1828 verließ er das Gymnasium in seiner Heimatstadt und begann an der Universität Halle
auf Wunsch seiner Mutter wie sein Bruder Karl Theologie zu studieren.
Schon bald wandte er sich unter dem Einfluss des Mathematikers
Heinrich Ferdinand Scherk
der Mathematik zu, blieb aber ein Leben lang auch an der Philosophie interessiert.
Bereits 1831 wurde er auf Grund seiner Lösung einer von Scherk gestellten Preisaufgabe
promoviert, legte das Staatsexamen ab, unterrichtete ein Probejahr am Sorauer Gymnasium,
bevor er von 1832 bis 1842 in Liegnitz (heute Legnica in Polen) Gymnasiallehrer wurde.

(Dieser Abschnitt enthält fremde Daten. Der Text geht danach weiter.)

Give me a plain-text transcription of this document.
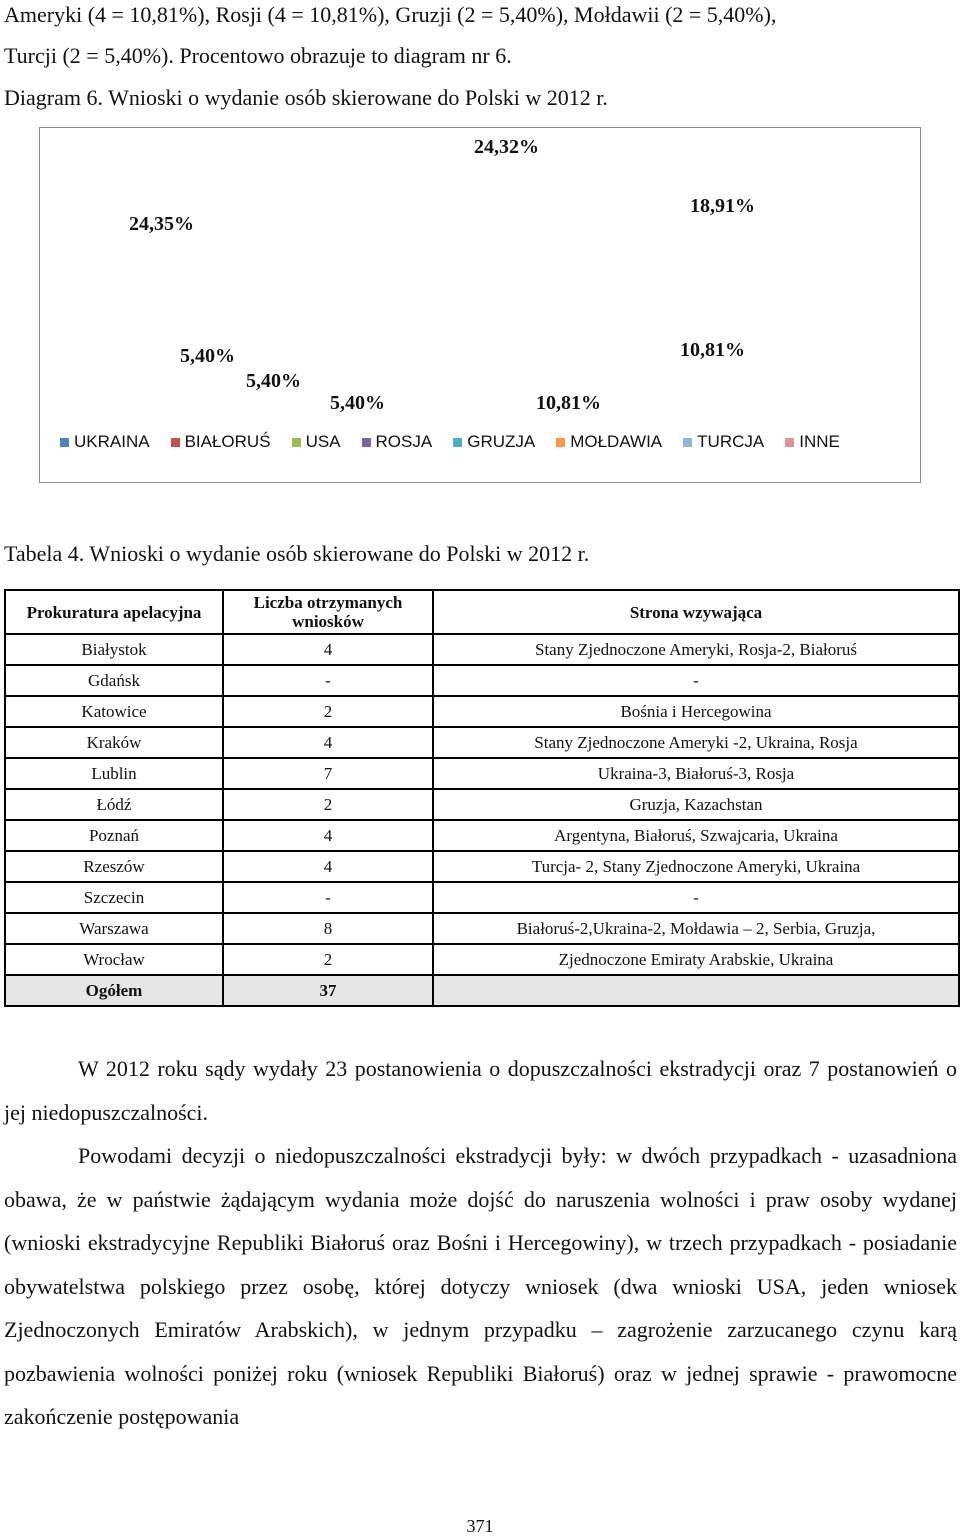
Ameryki (4 = 10,81%), Rosji (4 = 10,81%), Gruzji (2 = 5,40%), Mołdawii (2 = 5,40%),
Turcji (2 = 5,40%). Procentowo obrazuje to diagram nr 6.
Diagram 6. Wnioski o wydanie osób skierowane do Polski w 2012 r.
24,32%
18,91%
10,81%
10,81%
5,40%
5,40%
5,40%
24,35%
UKRAINA BIAŁORUŚ USA ROSJA GRUZJA MOŁDAWIA TURCJA INNE
Tabela 4. Wnioski o wydanie osób skierowane do Polski w 2012 r.
Prokuratura apelacyjna	Liczba otrzymanych wniosków	Strona wzywająca
Białystok	4	Stany Zjednoczone Ameryki, Rosja-2, Białoruś
Gdańsk	-	-
Katowice	2	Bośnia i Hercegowina
Kraków	4	Stany Zjednoczone Ameryki -2, Ukraina, Rosja
Lublin	7	Ukraina-3, Białoruś-3, Rosja
Łódź	2	Gruzja, Kazachstan
Poznań	4	Argentyna, Białoruś, Szwajcaria, Ukraina
Rzeszów	4	Turcja- 2, Stany Zjednoczone Ameryki, Ukraina
Szczecin	-	-
Warszawa	8	Białoruś-2,Ukraina-2, Mołdawia – 2, Serbia, Gruzja,
Wrocław	2	Zjednoczone Emiraty Arabskie, Ukraina
Ogółem	37	

W 2012 roku sądy wydały 23 postanowienia o dopuszczalności ekstradycji oraz 7 postanowień o jej niedopuszczalności.

Powodami decyzji o niedopuszczalności ekstradycji były: w dwóch przypadkach - uzasadniona obawa, że w państwie żądającym wydania może dojść do naruszenia wolności i praw osoby wydanej (wnioski ekstradycyjne Republiki Białoruś oraz Bośni i Hercegowiny), w trzech przypadkach - posiadanie obywatelstwa polskiego przez osobę, której dotyczy wniosek (dwa wnioski USA, jeden wniosek Zjednoczonych Emiratów Arabskich), w jednym przypadku – zagrożenie zarzucanego czynu karą pozbawienia wolności poniżej roku (wniosek Republiki Białoruś) oraz w jednej sprawie - prawomocne zakończenie postępowania

371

Trotz der hohen Unterrichtsbelastung – Kummer war sein Leben lang ein überaus
erfolgreicher Schul- und Universitätslehrer – trat er mit glänzenden Arbeiten
vor allem zur Funktionentheorie hervor, die ihm 1839 die korrespondierende Mitgliedschaft
an der
Berliner Akademie der Wissenschaften
einbrachte. Genannt sei seine grundlegende
Arbeit über die hypergeometrische Reihe, die er im Anschluss an
Gauß, sein großes Vorbild,
verfasst hat. In Liegnitz unterrichtete er insbesondere
Leopold Kronecker,
mit dem ihn später, nicht zuletzt in Berlin, eine lebenslange Freundschaft verband.
In die Liegnitzer Zeit fällt auch seine erste Ehe. 1840 heiratete er Ottilie Mendelssohn,
eine Cousine von Dirichlets Frau. Als seine Frau 1848 starb, heiratete er bald darauf
Bertha Cauer. Es wurde eine fünfundvierzig Jahre währende, glückliche Ehe.
Auf Empfehlung von Dirichlet, den er als
seinen eigentlichen Lehrer ansah, ohne von diesem je unterrichtet worden zu sein, und
Jacobi wurde er 1842 als alleiniger Vertreter seines
Fachgebietes an die Universität Breslau (heute Wrocław in Polen) berufen.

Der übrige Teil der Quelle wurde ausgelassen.